- Good variety for Edamame
- Bushy plants up to 80cm producing multiple branches with white flowers and short furry pods. Native to East Asia this popular legume variety is a staple food and also used to produce soy milk, flour & tofu, or can fermented to make soy sauce. Soybeans must be cooked and shelled prior to eating, they are popular picked young and boiled in salted water to create Edamame. Can be eaten steamed or boiled, pods are inedible. Great for subtropical locations. Also called soya bean or soja bean.
When to Plant Soybeans
Growing soybeans need a long, hot growing season to thrive and they don’t like exposure to frost. They should be direct-sown when the soil has warmed and there’s no longer a chance of frost on the horizon. Germination is quick, as with other bean types.
Direct Sowing Soy Bean
Add compost to the intended planting area and direct sow the seeds. Like other types of beans, soybeans don’t do well when transplanted because of their shallow roots. Put beans in the ground 2-3 weeks after the last frost date, when soil temperatures are about 16°C. Plant seeds at a depth of 25 to 50mm.
Spacing for Soy Bean
Space beans about 8 to 15cminches away from one another with 60cm between rows. If you’re using the square foot gardening method, plant 9 per square foot.

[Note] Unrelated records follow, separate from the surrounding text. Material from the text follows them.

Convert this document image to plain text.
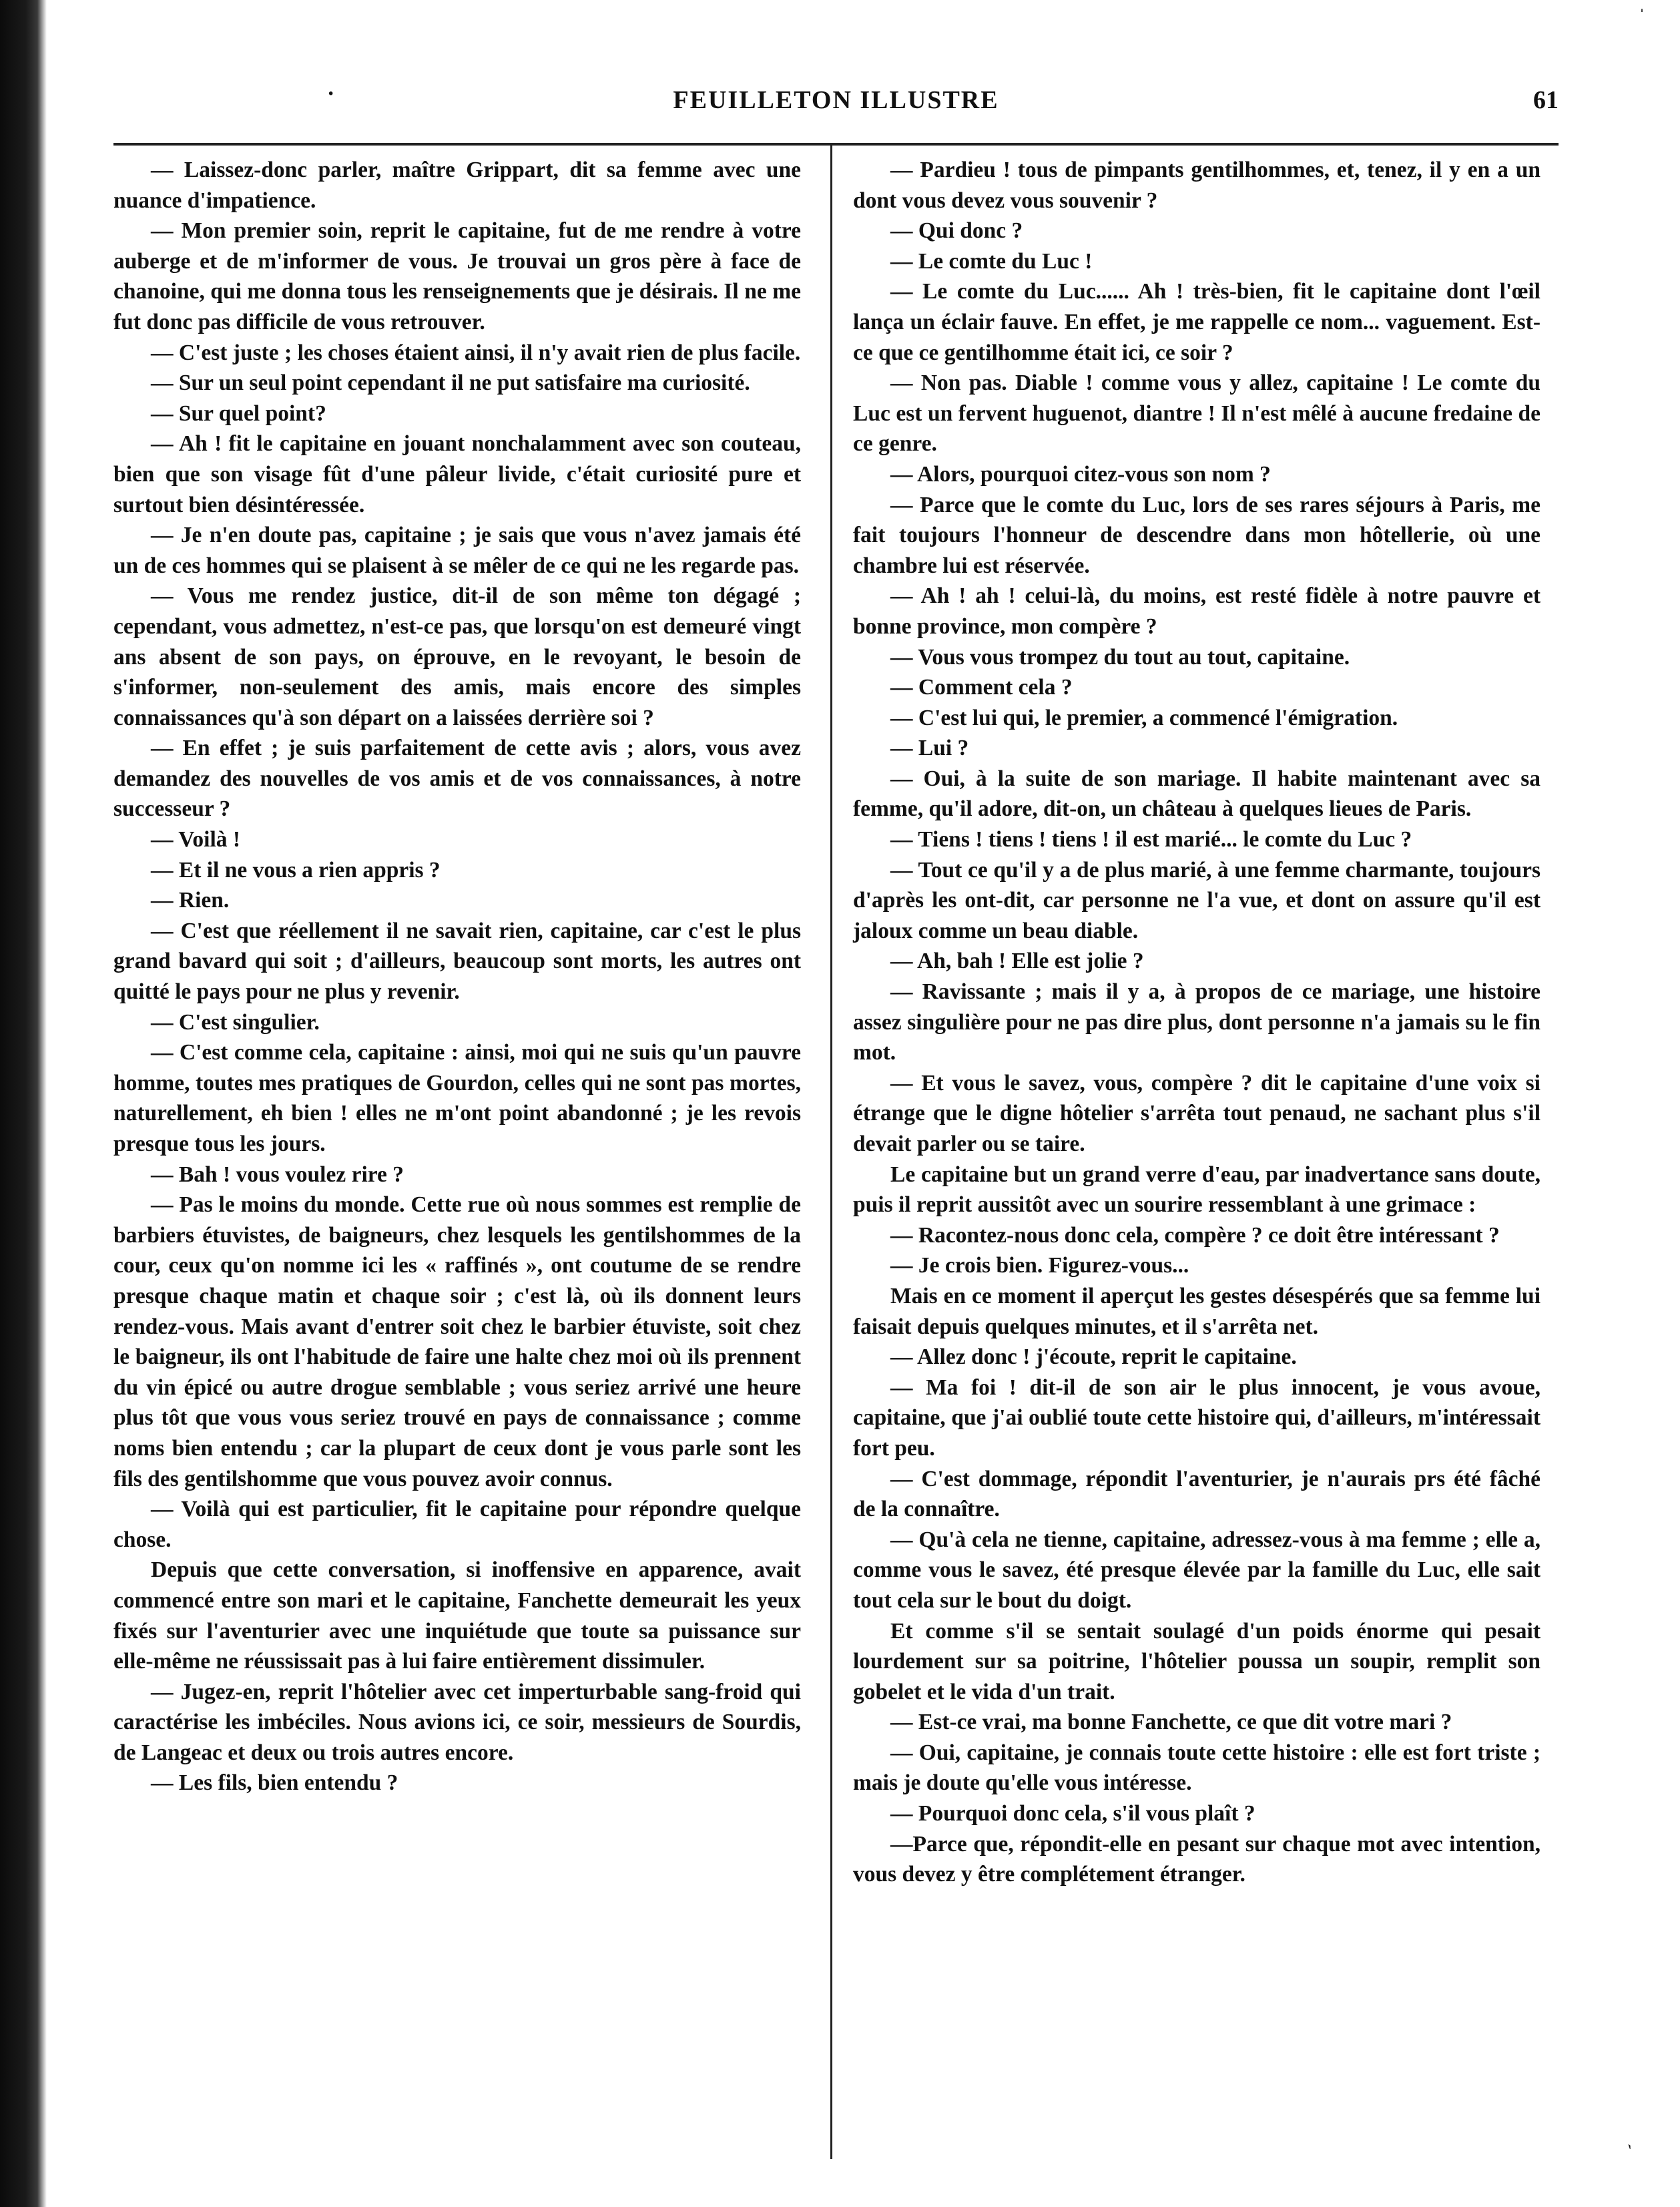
ˈ
·	FEUILLETON ILLUSTRE	61

— Laissez-donc parler, maître Grippart, dit sa femme avec une nuance d'impatience.

— Mon premier soin, reprit le capitaine, fut de me rendre à votre auberge et de m'informer de vous. Je trouvai un gros père à face de chanoine, qui me donna tous les renseignements que je désirais. Il ne me fut donc pas difficile de vous retrouver.

— C'est juste ; les choses étaient ainsi, il n'y avait rien de plus facile.

— Sur un seul point cependant il ne put satisfaire ma curiosité.

— Sur quel point?

— Ah ! fit le capitaine en jouant nonchalamment avec son couteau, bien que son visage fût d'une pâleur livide, c'était curiosité pure et surtout bien désintéressée.

— Je n'en doute pas, capitaine ; je sais que vous n'avez jamais été un de ces hommes qui se plaisent à se mêler de ce qui ne les regarde pas.

— Vous me rendez justice, dit-il de son même ton dégagé ; cependant, vous admettez, n'est-ce pas, que lorsqu'on est demeuré vingt ans absent de son pays, on éprouve, en le revoyant, le besoin de s'informer, non-seulement des amis, mais encore des simples connaissances qu'à son départ on a laissées derrière soi ?

— En effet ; je suis parfaitement de cette avis ; alors, vous avez demandez des nouvelles de vos amis et de vos connaissances, à notre successeur ?

— Voilà !

— Et il ne vous a rien appris ?

— Rien.

— C'est que réellement il ne savait rien, capitaine, car c'est le plus grand bavard qui soit ; d'ailleurs, beaucoup sont morts, les autres ont quitté le pays pour ne plus y revenir.

— C'est singulier.

— C'est comme cela, capitaine : ainsi, moi qui ne suis qu'un pauvre homme, toutes mes pratiques de Gourdon, celles qui ne sont pas mortes, naturellement, eh bien ! elles ne m'ont point abandonné ; je les revois presque tous les jours.

— Bah ! vous voulez rire ?

— Pas le moins du monde. Cette rue où nous sommes est remplie de barbiers étuvistes, de baigneurs, chez lesquels les gentilshommes de la cour, ceux qu'on nomme ici les « raffinés », ont coutume de se rendre presque chaque matin et chaque soir ; c'est là, où ils donnent leurs rendez-vous. Mais avant d'entrer soit chez le barbier étuviste, soit chez le baigneur, ils ont l'habitude de faire une halte chez moi où ils prennent du vin épicé ou autre drogue semblable ; vous seriez arrivé une heure plus tôt que vous vous seriez trouvé en pays de connaissance ; comme noms bien entendu ; car la plupart de ceux dont je vous parle sont les fils des gentilshomme que vous pouvez avoir connus.

— Voilà qui est particulier, fit le capitaine pour répondre quelque chose.

Depuis que cette conversation, si inoffensive en apparence, avait commencé entre son mari et le capitaine, Fanchette demeurait les yeux fixés sur l'aventurier avec une inquiétude que toute sa puissance sur elle-même ne réussissait pas à lui faire entièrement dissimuler.

— Jugez-en, reprit l'hôtelier avec cet imperturbable sang-froid qui caractérise les imbéciles. Nous avions ici, ce soir, messieurs de Sourdis, de Langeac et deux ou trois autres encore.

— Les fils, bien entendu ?

— Pardieu ! tous de pimpants gentilhommes, et, tenez, il y en a un dont vous devez vous souvenir ?

— Qui donc ?

— Le comte du Luc !

— Le comte du Luc...... Ah ! très-bien, fit le capitaine dont l'œil lança un éclair fauve. En effet, je me rappelle ce nom... vaguement. Est-ce que ce gentilhomme était ici, ce soir ?

— Non pas. Diable ! comme vous y allez, capitaine ! Le comte du Luc est un fervent huguenot, diantre ! Il n'est mêlé à aucune fredaine de ce genre.

— Alors, pourquoi citez-vous son nom ?

— Parce que le comte du Luc, lors de ses rares séjours à Paris, me fait toujours l'honneur de descendre dans mon hôtellerie, où une chambre lui est réservée.

— Ah ! ah ! celui-là, du moins, est resté fidèle à notre pauvre et bonne province, mon compère ?

— Vous vous trompez du tout au tout, capitaine.

— Comment cela ?

— C'est lui qui, le premier, a commencé l'émigration.

— Lui ?

— Oui, à la suite de son mariage. Il habite maintenant avec sa femme, qu'il adore, dit-on, un château à quelques lieues de Paris.

— Tiens ! tiens ! tiens ! il est marié... le comte du Luc ?

— Tout ce qu'il y a de plus marié, à une femme charmante, toujours d'après les ont-dit, car personne ne l'a vue, et dont on assure qu'il est jaloux comme un beau diable.

— Ah, bah ! Elle est jolie ?

— Ravissante ; mais il y a, à propos de ce mariage, une histoire assez singulière pour ne pas dire plus, dont personne n'a jamais su le fin mot.

— Et vous le savez, vous, compère ? dit le capitaine d'une voix si étrange que le digne hôtelier s'arrêta tout penaud, ne sachant plus s'il devait parler ou se taire.

Le capitaine but un grand verre d'eau, par inadvertance sans doute, puis il reprit aussitôt avec un sourire ressemblant à une grimace :

— Racontez-nous donc cela, compère ? ce doit être intéressant ?

— Je crois bien. Figurez-vous...

Mais en ce moment il aperçut les gestes désespérés que sa femme lui faisait depuis quelques minutes, et il s'arrêta net.

— Allez donc ! j'écoute, reprit le capitaine.

— Ma foi ! dit-il de son air le plus innocent, je vous avoue, capitaine, que j'ai oublié toute cette histoire qui, d'ailleurs, m'intéressait fort peu.

— C'est dommage, répondit l'aventurier, je n'aurais prs été fâché de la connaître.

— Qu'à cela ne tienne, capitaine, adressez-vous à ma femme ; elle a, comme vous le savez, été presque élevée par la famille du Luc, elle sait tout cela sur le bout du doigt.

Et comme s'il se sentait soulagé d'un poids énorme qui pesait lourdement sur sa poitrine, l'hôtelier poussa un soupir, remplit son gobelet et le vida d'un trait.

— Est-ce vrai, ma bonne Fanchette, ce que dit votre mari ?

— Oui, capitaine, je connais toute cette histoire : elle est fort triste ; mais je doute qu'elle vous intéresse.

— Pourquoi donc cela, s'il vous plaît ?

—Parce que, répondit-elle en pesant sur chaque mot avec intention, vous devez y être complétement étranger.

ˎ
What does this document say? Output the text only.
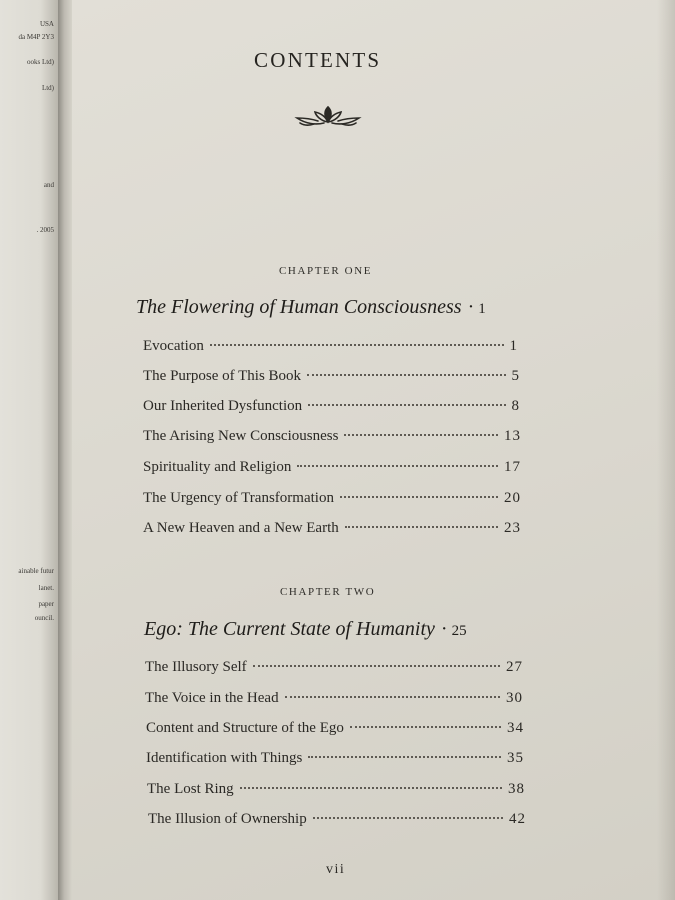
USA
da M4P 2Y3
ooks Ltd)
Ltd)
and
. 2005
ainable futur
lanet.
paper
ouncil.
CONTENTS
CHAPTER ONE
The Flowering of Human Consciousness · 1
Evocation	1
The Purpose of This Book	5
Our Inherited Dysfunction	8
The Arising New Consciousness	13
Spirituality and Religion	17
The Urgency of Transformation	20
A New Heaven and a New Earth	23
CHAPTER TWO
Ego: The Current State of Humanity · 25
The Illusory Self	27
The Voice in the Head	30
Content and Structure of the Ego	34
Identification with Things	35
The Lost Ring	38
The Illusion of Ownership	42
vii
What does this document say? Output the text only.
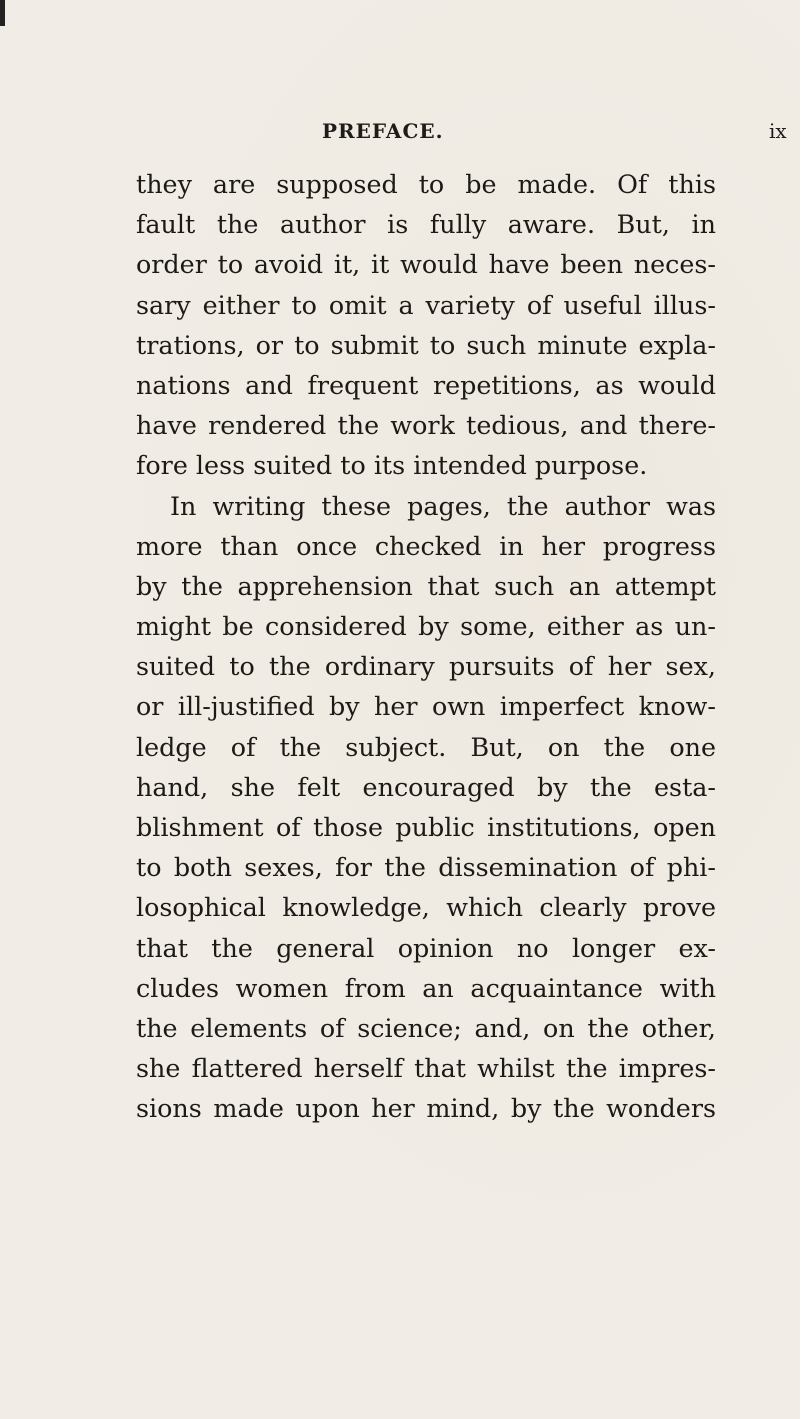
PREFACE.	ix
they are supposed to be made. Of this
fault the author is fully aware. But, in
order to avoid it, it would have been neces-
sary either to omit a variety of useful illus-
trations, or to submit to such minute expla-
nations and frequent repetitions, as would
have rendered the work tedious, and there-
fore less suited to its intended purpose.
In writing these pages, the author was
more than once checked in her progress
by the apprehension that such an attempt
might be considered by some, either as un-
suited to the ordinary pursuits of her sex,
or ill-justified by her own imperfect know-
ledge of the subject. But, on the one
hand, she felt encouraged by the esta-
blishment of those public institutions, open
to both sexes, for the dissemination of phi-
losophical knowledge, which clearly prove
that the general opinion no longer ex-
cludes women from an acquaintance with
the elements of science; and, on the other,
she flattered herself that whilst the impres-
sions made upon her mind, by the wonders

Soybeans have a similar growth habit to bush beans, so there’s no caging or staking required. Some gardeners may prefer to provide support, however, especially those living in windy areas.
Caring for Soybeans
Wondering what to do once your soybean seedlings have sprouted? Here are some care tips to help you out.
Protect Growing Soybeans
If there’s one thing you need to know about growing soybeans, it’s to keep them warm. If you have a random occurrence of frost after planting, use frost covers to protect your soybeans. Don’t leave them exposed, they’ll suffer if they experience a frost.
Watering soy bean
Regular watering is important for beans. Giving the plants even amounts of water is especially vital once your soybeans begin to produce flowers and pods.
Mulching helps keep the soil warm, conserves moisture, and reduces weed growth, so go ahead and mulch the base of your soybean plants.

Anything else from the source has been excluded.